Далеко внизу волны бились о гранитные берега Барранко и Мирафлореса, густая вуаль облаков закутала лимское небо, надежно спрятав луну и звезды. Однако ночь кончалась. Приближался рассвет. Еще один день ушел. Еще один день пришел.
Запреты красоте
Ты никогда не увидишь ни одной картины Энди Уорхола или Фриды Кало, не станешь аплодировать политикам, не позволишь, чтобы кожа на твоих локтях и коленях потрескалась, а ступни загрубели.
Ты не станешь слушать Луиджи Ноно[93] и песни протеста Мерседес Сосы,[94] смотреть фильмы Оливера Стоуна и есть артишоки.
Ты не станешь брить ноги, не острижешь волосы, у тебя никогда не будет прыщей, кариеса, конъюнктивита, вздутого живота, ни (еще не хватало) геморроя.
Ты не станешь ходить босиком по асфальту, камням, гравию, плитке, резине, шиферу и металлу, не станешь опускаться на колени на поверхности тверже, чем хлеб для тостов (до того, как его поджарили).
Ты не станешь употреблять слова: теллурический, чолито, рефлексировать, визуализировать, государственник, косточки, выжимки и социетальный.

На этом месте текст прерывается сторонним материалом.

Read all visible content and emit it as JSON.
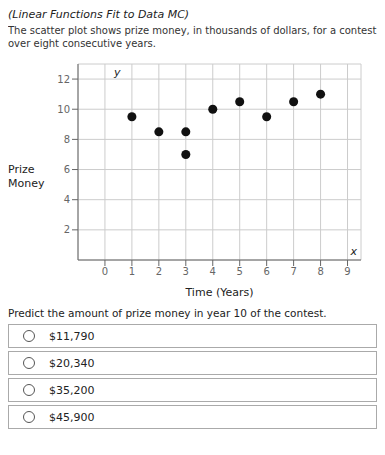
{
  "chart_data": {
    "type": "scatter",
    "title": "(Linear Functions Fit to Data MC)",
    "subtitle": "The scatter plot shows prize money, in thousands of dollars, for a contest over eight consecutive years.",
    "x": [
      1,
      2,
      3,
      3,
      4,
      5,
      6,
      7,
      8
    ],
    "values": [
      9.5,
      8.5,
      8.5,
      7.0,
      10.0,
      10.5,
      9.5,
      10.5,
      11.0
    ],
    "xlabel": "Time (Years)",
    "ylabel": "Prize Money",
    "annotations": [
      "x",
      "y"
    ],
    "xlim": [
      -1,
      9.5
    ],
    "ylim": [
      0,
      13
    ],
    "xticks": [
      0,
      1,
      2,
      3,
      4,
      5,
      6,
      7,
      8,
      9
    ],
    "yticks": [
      2,
      4,
      6,
      8,
      10,
      12
    ],
    "color": "#111111",
    "grid": true,
    "question": "Predict the amount of prize money in year 10 of the contest.",
    "choices": [
      "$11,790",
      "$20,340",
      "$35,200",
      "$45,900"
    ]
  }
}
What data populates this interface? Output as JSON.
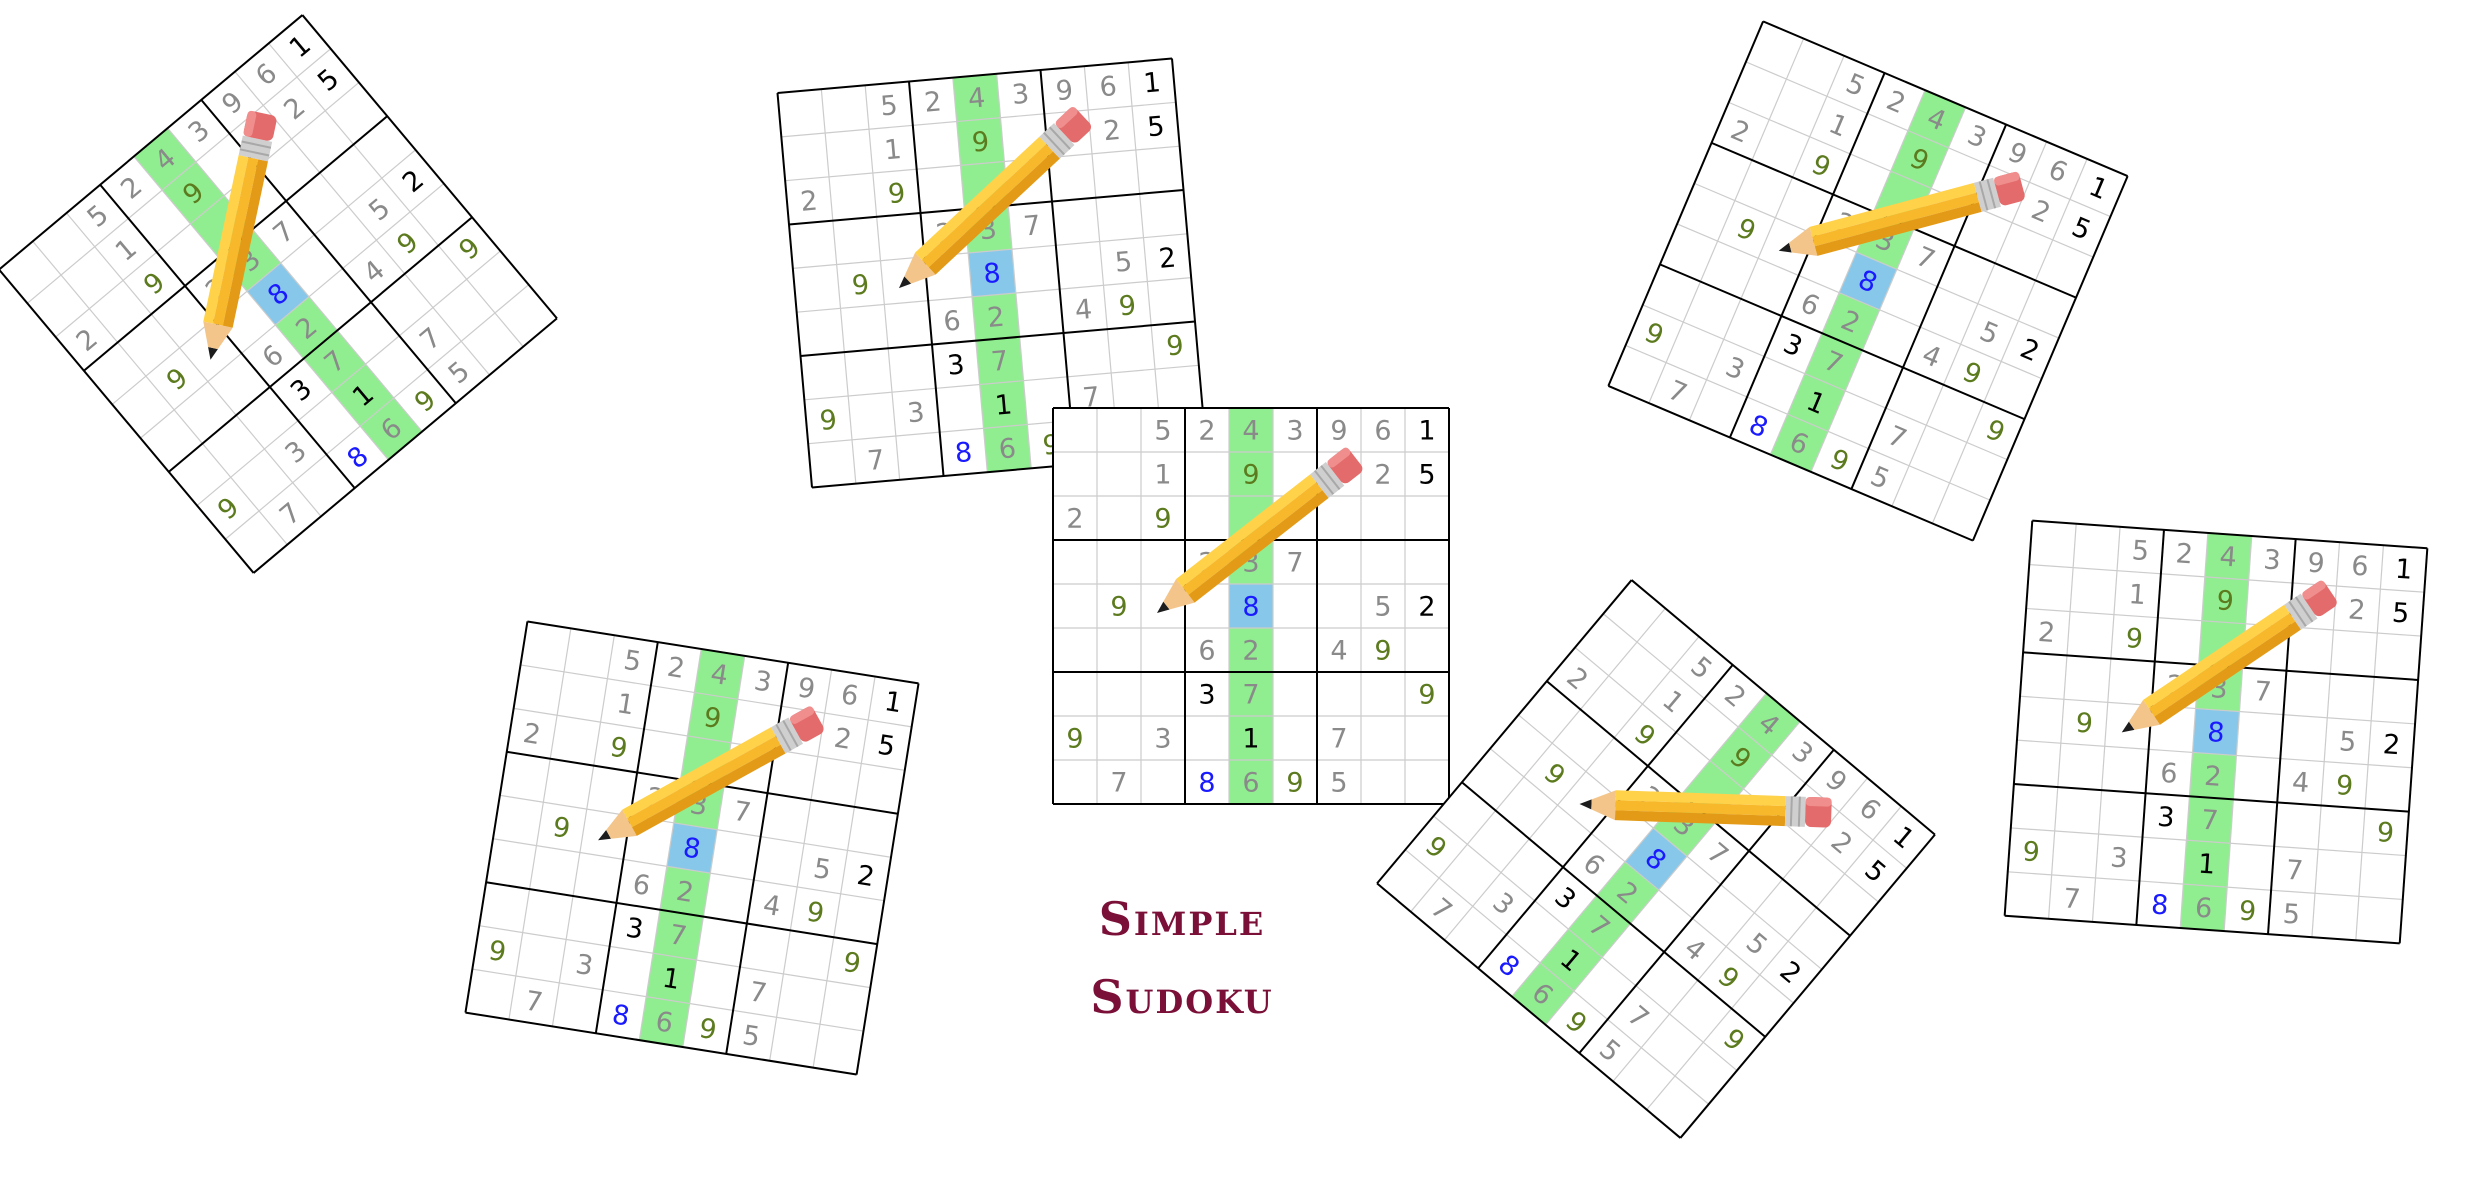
{
  "title": {
    "line1": "Simple",
    "line2": "Sudoku"
  },
  "colors": {
    "grid_line": "#cccccc",
    "box_line": "#000000",
    "given_digit": "#000000",
    "gray_digit": "#8a8a8a",
    "olive_digit": "#5c7a1e",
    "highlight_digit": "#1a1aff",
    "column_highlight": "#90ee90",
    "cell_highlight": "#87c8ea",
    "title": "#7a1038"
  },
  "icons": [
    "pencil-icon"
  ],
  "highlight": {
    "column": 4,
    "cell": [
      4,
      4
    ]
  },
  "cells": [
    {
      "r": 0,
      "c": 2,
      "v": "5",
      "s": "gray"
    },
    {
      "r": 0,
      "c": 3,
      "v": "2",
      "s": "gray"
    },
    {
      "r": 0,
      "c": 4,
      "v": "4",
      "s": "gray"
    },
    {
      "r": 0,
      "c": 5,
      "v": "3",
      "s": "gray"
    },
    {
      "r": 0,
      "c": 6,
      "v": "9",
      "s": "gray"
    },
    {
      "r": 0,
      "c": 7,
      "v": "6",
      "s": "gray"
    },
    {
      "r": 0,
      "c": 8,
      "v": "1",
      "s": "given"
    },
    {
      "r": 1,
      "c": 2,
      "v": "1",
      "s": "gray"
    },
    {
      "r": 1,
      "c": 4,
      "v": "9",
      "s": "olive"
    },
    {
      "r": 1,
      "c": 7,
      "v": "2",
      "s": "gray"
    },
    {
      "r": 1,
      "c": 8,
      "v": "5",
      "s": "given"
    },
    {
      "r": 2,
      "c": 0,
      "v": "2",
      "s": "gray"
    },
    {
      "r": 2,
      "c": 2,
      "v": "9",
      "s": "olive"
    },
    {
      "r": 3,
      "c": 3,
      "v": "2",
      "s": "gray"
    },
    {
      "r": 3,
      "c": 4,
      "v": "3",
      "s": "gray"
    },
    {
      "r": 3,
      "c": 5,
      "v": "7",
      "s": "gray"
    },
    {
      "r": 4,
      "c": 1,
      "v": "9",
      "s": "olive"
    },
    {
      "r": 4,
      "c": 4,
      "v": "8",
      "s": "highlight"
    },
    {
      "r": 4,
      "c": 7,
      "v": "5",
      "s": "gray"
    },
    {
      "r": 4,
      "c": 8,
      "v": "2",
      "s": "given"
    },
    {
      "r": 5,
      "c": 3,
      "v": "6",
      "s": "gray"
    },
    {
      "r": 5,
      "c": 4,
      "v": "2",
      "s": "gray"
    },
    {
      "r": 5,
      "c": 6,
      "v": "4",
      "s": "gray"
    },
    {
      "r": 5,
      "c": 7,
      "v": "9",
      "s": "olive"
    },
    {
      "r": 6,
      "c": 3,
      "v": "3",
      "s": "given"
    },
    {
      "r": 6,
      "c": 4,
      "v": "7",
      "s": "gray"
    },
    {
      "r": 6,
      "c": 8,
      "v": "9",
      "s": "olive"
    },
    {
      "r": 7,
      "c": 0,
      "v": "9",
      "s": "olive"
    },
    {
      "r": 7,
      "c": 2,
      "v": "3",
      "s": "gray"
    },
    {
      "r": 7,
      "c": 4,
      "v": "1",
      "s": "given"
    },
    {
      "r": 7,
      "c": 6,
      "v": "7",
      "s": "gray"
    },
    {
      "r": 8,
      "c": 1,
      "v": "7",
      "s": "gray"
    },
    {
      "r": 8,
      "c": 3,
      "v": "8",
      "s": "highlight"
    },
    {
      "r": 8,
      "c": 4,
      "v": "6",
      "s": "gray"
    },
    {
      "r": 8,
      "c": 5,
      "v": "9",
      "s": "olive"
    },
    {
      "r": 8,
      "c": 6,
      "v": "5",
      "s": "gray"
    }
  ],
  "boards": [
    {
      "name": "sudoku-board-top-left",
      "rotation": -40
    },
    {
      "name": "sudoku-board-top-center",
      "rotation": -5
    },
    {
      "name": "sudoku-board-center",
      "rotation": 0
    },
    {
      "name": "sudoku-board-top-right",
      "rotation": 23
    },
    {
      "name": "sudoku-board-bottom-left",
      "rotation": 9
    },
    {
      "name": "sudoku-board-bottom-center-right",
      "rotation": 40
    },
    {
      "name": "sudoku-board-right",
      "rotation": 4
    }
  ]
}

Ты не станешь заводить хомячков, полоскать горло, носить парик, играть в бридж, никогда не наденешь шляпу или берет.
Ты не станешь браниться и танцевать рок-н-ролл.
Ты никогда не умрешь.
Большой палец Эгона Шиле
— Все модели Эгона Шиле худенькие, даже костлявые, и, по-моему, очень красивые, — рассуждал Фончито. — Ты, наоборот, пухленькая и тоже очень красивая. Как это объяснить?
— По-твоему, я толстая? — возмутилась донья Лукреция.